Professor Guillaume Jondeau is a cardiologist at Bichat-Claude-Bernard hospital and coordinator responsible for the Reference Center for Marfan syndrome and related diseases. He gives an optimistic assessment: “Since the 1970s, we have made enormous progress, the leading cause of death is aortic dissection, and the leading cause of dissection is the absence of diagnosis. Today, we detect better, we monitor better, we operate on time. We give beta blockers to patients, we avoid brutal and violent efforts which increase tension and promote dissection. Thanks to this, we have gained a lot of life expectancy. Indeed, in the 1970s, there were still 50% deaths at the age of 40, whereas today patients live as long as the general population.”

There is no treatment for the disease yet, but progress is real.
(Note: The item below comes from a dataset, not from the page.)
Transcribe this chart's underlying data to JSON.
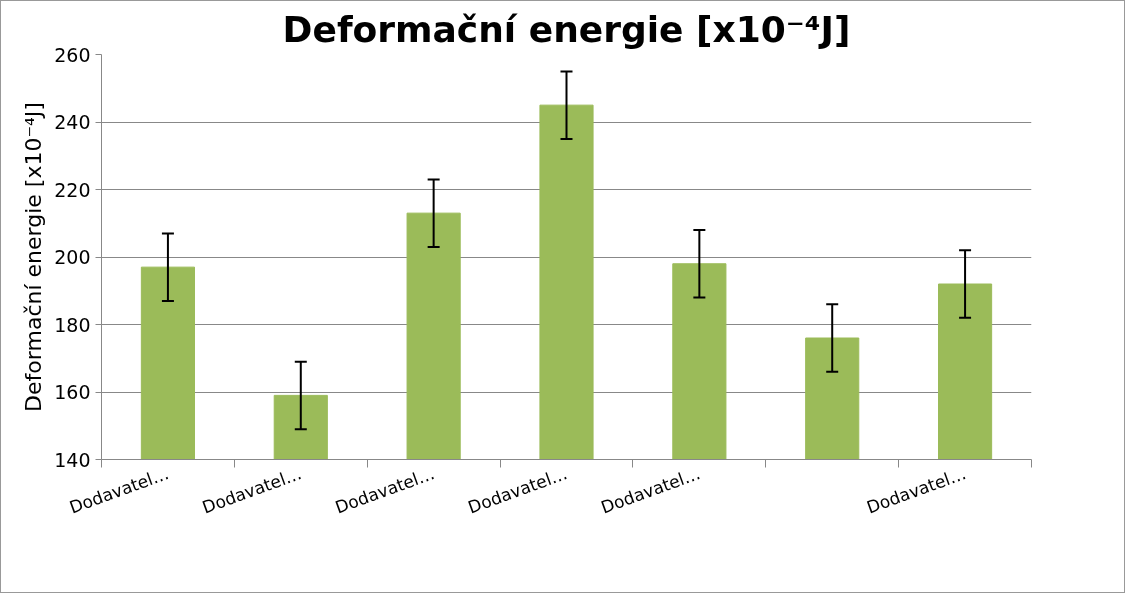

It is possible to properly measure the risk using echocardiography and CT scans. The primary goal is to slow the dilation of the aorta by maintaining normal blood pressure using beta blockers which slow the heart. If the dilation is too severe, surgery may be performed. The principle of all interventions is to replace the initial part of the aorta, which is the most fragile area. This type of operation is carried out approximately once every two weeks at the Marfan Syndrome Reference Center, and Professor Jondeau is pleased with a 100% success rate in the last 35 surgeries.

Research continues to progress on diseases related to Marfan syndrome, and today it is no longer a single gene that is studied, but a panel of 38 genes responsible for genetic diseases of the connective tissue. This more detailed knowledge could help provide better patient care. This is why Professor Jondeau calls on all people with an aortic aneurysm or signs suggestive of Marfan to consult a reference or competence center.